Asked whether the tax cutting plan was an attempt to claw back ground on Ms Truss, he told the BBC: “No, definitely not. This is entirely consistent with what I’ve been saying for a long time.

“And that’s why as Chancellor I set out a plan to cut income tax in this Parliament already. The first penny off the basic rate in almost 15 years was something I announced as Chancellor. But what I’m talking about today is my desire to go further than that over time, and people should know that that’s where I want to take the economy.”

He also rejected a swipe from Mr Zahawi, who wrote in the Telegraph, that Ms Truss would overturn a “stale economic orthodoxy” in the Treasury and “run our economy in a Conservative way.

(REUTERS)

“I was on the side of rejecting it [the orthodoxy] in the pandemic,” he said. “What people saw from me was I ripped up the rulebook, I did something that never been done before in this country and created the furlough scheme. That was completely no orthodoxy about that. It worked. It saved millions of people's jobs, and I'm proud that I did it.

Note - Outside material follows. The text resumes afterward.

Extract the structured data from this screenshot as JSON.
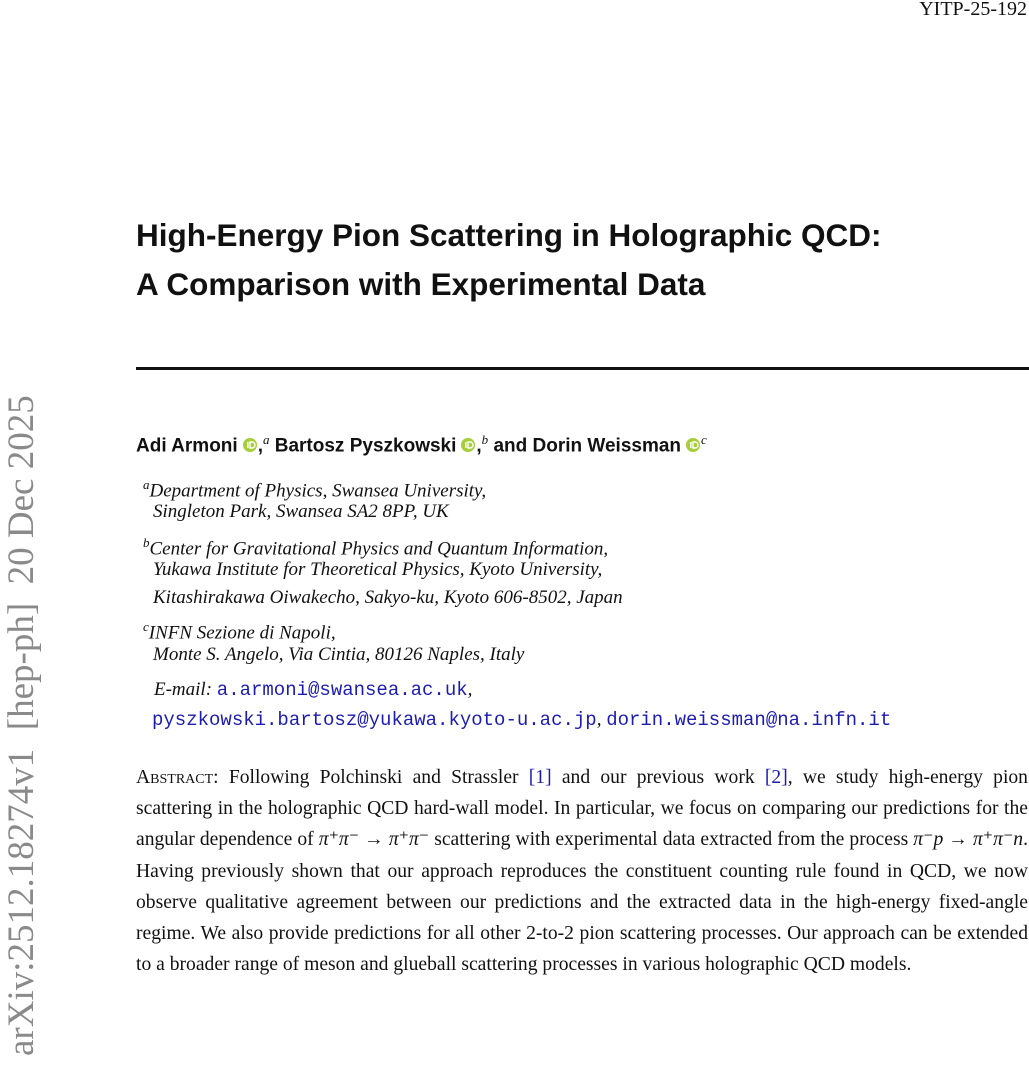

“And actually, when it comes to business taxation, as you mentioned, it's my opponent in this contest, who wants to stick with the failed orthodoxy of having these ultra low corporation tax rates.”

In a further swipe at his opponent, who has pledged to delay a steep rise in Corporation Tax from next year if she wins the race to Downing Street as well as scrapping the rise in National Insurance, Mr Sunak said: “I don't think embarking on a spree of excessive borrowing at a time when inflation and interest rates are already on the rise would be wise. I think everyone gets it that is a point of differentiation between us but we need to also look beyond that. And that's why I want to give people a sense of where I want to take the economy once we grip inflation.”

But Chief Secretary to the Treasury Simon Clarke, who is backing Ms Truss, rounded on Mr Sunak’s tax plans saying: "Liz will cut taxes in seven weeks, not seven years."

A Truss campaign source added: "It’s only a shame he didn’t do this as Chancellor when he repeatedly raised taxes.

"He has also made it conditional on getting growth first - knowing full well that his corporation tax rises are contractionary.

"The public and Conservative Party members can see through these flip flops and U-turns."